Free tuition, textbooks and tools to get fresh faces into skilled trades
St. Clair College will host information sessions starting on Tuesday regarding pre-apprenticeship programs as employers try to keep up with an aging and retiring workforce.
School officials say pre-apprenticeship training is an opportunity to help people interested in the trades get the skills needed to enter the apprenticeship system.
It offers free tuition, textbooks, safety equipment and tools.
“We’ve received funding for this program for the last 14 years,” says St. Clair College’s Tina Fotopoulos.
The Pre-Apprenticeship School of Skilled Trades Manager says the school has submitted proposals for 2022 with the intent of receiving funding this year to run the same three programs that were offered last year.
The Ministry of Labour, Training and Skills Development invested $24 million in pre-apprenticeship training across Ontario in 2021. St.
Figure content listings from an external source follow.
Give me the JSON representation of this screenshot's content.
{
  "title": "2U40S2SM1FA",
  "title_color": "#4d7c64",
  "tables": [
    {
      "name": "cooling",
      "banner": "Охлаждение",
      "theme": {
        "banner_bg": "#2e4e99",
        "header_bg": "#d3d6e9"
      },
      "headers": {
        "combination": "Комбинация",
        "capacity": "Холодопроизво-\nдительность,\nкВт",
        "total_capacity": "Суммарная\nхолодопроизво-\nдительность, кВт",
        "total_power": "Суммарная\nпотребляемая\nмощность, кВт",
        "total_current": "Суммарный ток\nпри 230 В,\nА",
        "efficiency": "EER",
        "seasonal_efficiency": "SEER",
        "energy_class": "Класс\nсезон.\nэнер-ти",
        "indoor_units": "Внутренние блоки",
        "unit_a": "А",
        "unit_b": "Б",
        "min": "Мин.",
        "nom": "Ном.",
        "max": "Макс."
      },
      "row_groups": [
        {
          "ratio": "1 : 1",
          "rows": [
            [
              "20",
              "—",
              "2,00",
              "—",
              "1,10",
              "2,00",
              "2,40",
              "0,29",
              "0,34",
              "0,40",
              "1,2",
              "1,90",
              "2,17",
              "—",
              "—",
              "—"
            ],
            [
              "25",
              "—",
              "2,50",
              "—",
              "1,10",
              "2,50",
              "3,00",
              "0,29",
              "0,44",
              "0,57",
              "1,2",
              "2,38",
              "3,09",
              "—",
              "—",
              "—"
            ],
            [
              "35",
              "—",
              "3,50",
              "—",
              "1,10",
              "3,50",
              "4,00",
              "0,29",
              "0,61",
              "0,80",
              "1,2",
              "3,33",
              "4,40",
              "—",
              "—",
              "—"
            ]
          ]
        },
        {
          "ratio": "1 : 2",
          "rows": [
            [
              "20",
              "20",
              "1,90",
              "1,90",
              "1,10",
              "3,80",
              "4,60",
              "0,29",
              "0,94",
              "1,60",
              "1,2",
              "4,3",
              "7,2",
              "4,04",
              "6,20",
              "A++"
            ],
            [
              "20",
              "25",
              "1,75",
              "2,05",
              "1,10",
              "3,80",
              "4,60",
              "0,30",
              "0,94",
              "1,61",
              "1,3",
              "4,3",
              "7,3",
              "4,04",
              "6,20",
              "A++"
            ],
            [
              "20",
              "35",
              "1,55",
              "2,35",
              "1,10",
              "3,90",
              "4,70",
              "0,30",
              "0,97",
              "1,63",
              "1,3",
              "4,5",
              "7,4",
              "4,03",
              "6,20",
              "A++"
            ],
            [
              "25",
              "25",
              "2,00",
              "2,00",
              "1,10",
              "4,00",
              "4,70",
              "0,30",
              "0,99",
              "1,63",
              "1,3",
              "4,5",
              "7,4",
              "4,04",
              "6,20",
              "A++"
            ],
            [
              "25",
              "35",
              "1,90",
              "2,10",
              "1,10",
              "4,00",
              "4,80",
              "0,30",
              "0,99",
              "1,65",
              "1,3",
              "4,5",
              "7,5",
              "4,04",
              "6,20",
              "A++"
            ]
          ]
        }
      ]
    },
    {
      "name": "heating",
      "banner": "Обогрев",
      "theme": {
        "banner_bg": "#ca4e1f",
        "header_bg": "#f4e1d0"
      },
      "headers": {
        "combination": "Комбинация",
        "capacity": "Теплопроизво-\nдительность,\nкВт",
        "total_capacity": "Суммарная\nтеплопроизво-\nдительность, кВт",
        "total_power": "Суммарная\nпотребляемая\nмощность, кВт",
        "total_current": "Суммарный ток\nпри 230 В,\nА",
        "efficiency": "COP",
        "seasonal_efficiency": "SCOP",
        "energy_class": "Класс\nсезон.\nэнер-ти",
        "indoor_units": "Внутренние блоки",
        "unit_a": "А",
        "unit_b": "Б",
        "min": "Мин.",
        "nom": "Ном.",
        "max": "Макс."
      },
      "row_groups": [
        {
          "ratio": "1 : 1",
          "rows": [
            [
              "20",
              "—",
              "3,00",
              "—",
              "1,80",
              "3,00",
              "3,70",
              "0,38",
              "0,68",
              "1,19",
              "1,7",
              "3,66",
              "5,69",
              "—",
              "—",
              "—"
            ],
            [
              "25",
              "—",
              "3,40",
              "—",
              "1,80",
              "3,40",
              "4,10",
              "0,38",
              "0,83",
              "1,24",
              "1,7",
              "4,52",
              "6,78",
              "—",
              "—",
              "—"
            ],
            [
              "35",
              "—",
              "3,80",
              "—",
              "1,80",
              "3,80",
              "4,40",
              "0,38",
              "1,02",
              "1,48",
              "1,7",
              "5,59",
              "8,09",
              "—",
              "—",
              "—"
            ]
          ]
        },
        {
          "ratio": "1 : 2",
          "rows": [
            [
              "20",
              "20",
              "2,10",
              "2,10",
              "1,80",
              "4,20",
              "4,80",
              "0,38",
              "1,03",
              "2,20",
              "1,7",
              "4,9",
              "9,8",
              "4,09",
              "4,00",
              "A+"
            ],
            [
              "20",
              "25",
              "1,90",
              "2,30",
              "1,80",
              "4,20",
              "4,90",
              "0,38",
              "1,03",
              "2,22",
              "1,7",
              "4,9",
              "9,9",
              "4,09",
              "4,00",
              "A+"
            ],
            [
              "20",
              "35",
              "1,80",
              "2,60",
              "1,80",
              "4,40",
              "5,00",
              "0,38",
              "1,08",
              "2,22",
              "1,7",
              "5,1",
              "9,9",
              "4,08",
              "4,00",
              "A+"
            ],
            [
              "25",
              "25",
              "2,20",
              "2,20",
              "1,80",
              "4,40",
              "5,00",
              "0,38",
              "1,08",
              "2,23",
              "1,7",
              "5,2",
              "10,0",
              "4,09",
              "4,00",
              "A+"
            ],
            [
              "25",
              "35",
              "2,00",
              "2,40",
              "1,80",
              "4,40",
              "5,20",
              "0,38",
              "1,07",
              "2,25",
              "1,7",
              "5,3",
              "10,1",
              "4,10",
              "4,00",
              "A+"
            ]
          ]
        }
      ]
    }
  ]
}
Clair College staff say the proposed programs in 2022 include:
- Brick and Stone
- Truck and Coach
- General Machinist
Fotopoulos tells CTV News each program has approximately 20 spaces available for students.
“The Ministry would like to attract underrepresented groups mostly so people who are unemployed, women, Indigenous peoples, persons with disabilities, youth, however we definitely want to attract anybody into the program. It is a great opportunity for everyone,” she says.
Pre-apprenticeship programs include 17 weeks of in-school Level 1 provincially-approved Apprenticeship Training (1st level of trade school in an expanded format), safety training and other pre-trades training.
A 12 week (420-hour) paid industry work placement follows.
It is open to Canadian Citizens and Permanent Residents and an application package must be submitted for consideration, followed by an interview process.
“I took it and I ran with it and it’s been great since!”
Natasha Topliffe, 24, recommends the program saying she discovered it online after wanting a career change last year.
“It’s an easy fix if you’re not satisfied in your career and you’re looking for a change or you want to start a career in the trades this program is great for it,” she says.
Topliffe explains the cost savings compelled her to try.
“That was my biggest thing was if I’m going to make a career change. I was looking at the costs and if I went to school a realized I wasn’t happy, or struggling to understand the new material, then was it worth it?” Topliffe adds. “With this free program you have nothing to lose.”
“We need to do something and we need to do something fast,” says Jonathan Azzopardi, chairman of the Canadian Association of Mold Makers. “Because apprentices aren’t necessarily making a lot of money for companies when they first start.”
Azzopardi says it’s anticipated 30 per cent of the workforce is expected to retire within five to eight years which could represent thousands of jobs locally.
“The pre-apprenticeship program actually accelerates their ability to be functioning employees,” he says.
According to the president of Windsor-based Laval International, “The faster that we can get them (apprentices) to be regular employees and get them into the stream that we really need to be in, they’ll start to make money, which means we in turn will put more training, more investment and in turn more money in the apprentices’ hands, therefor it’s a win-win situation.”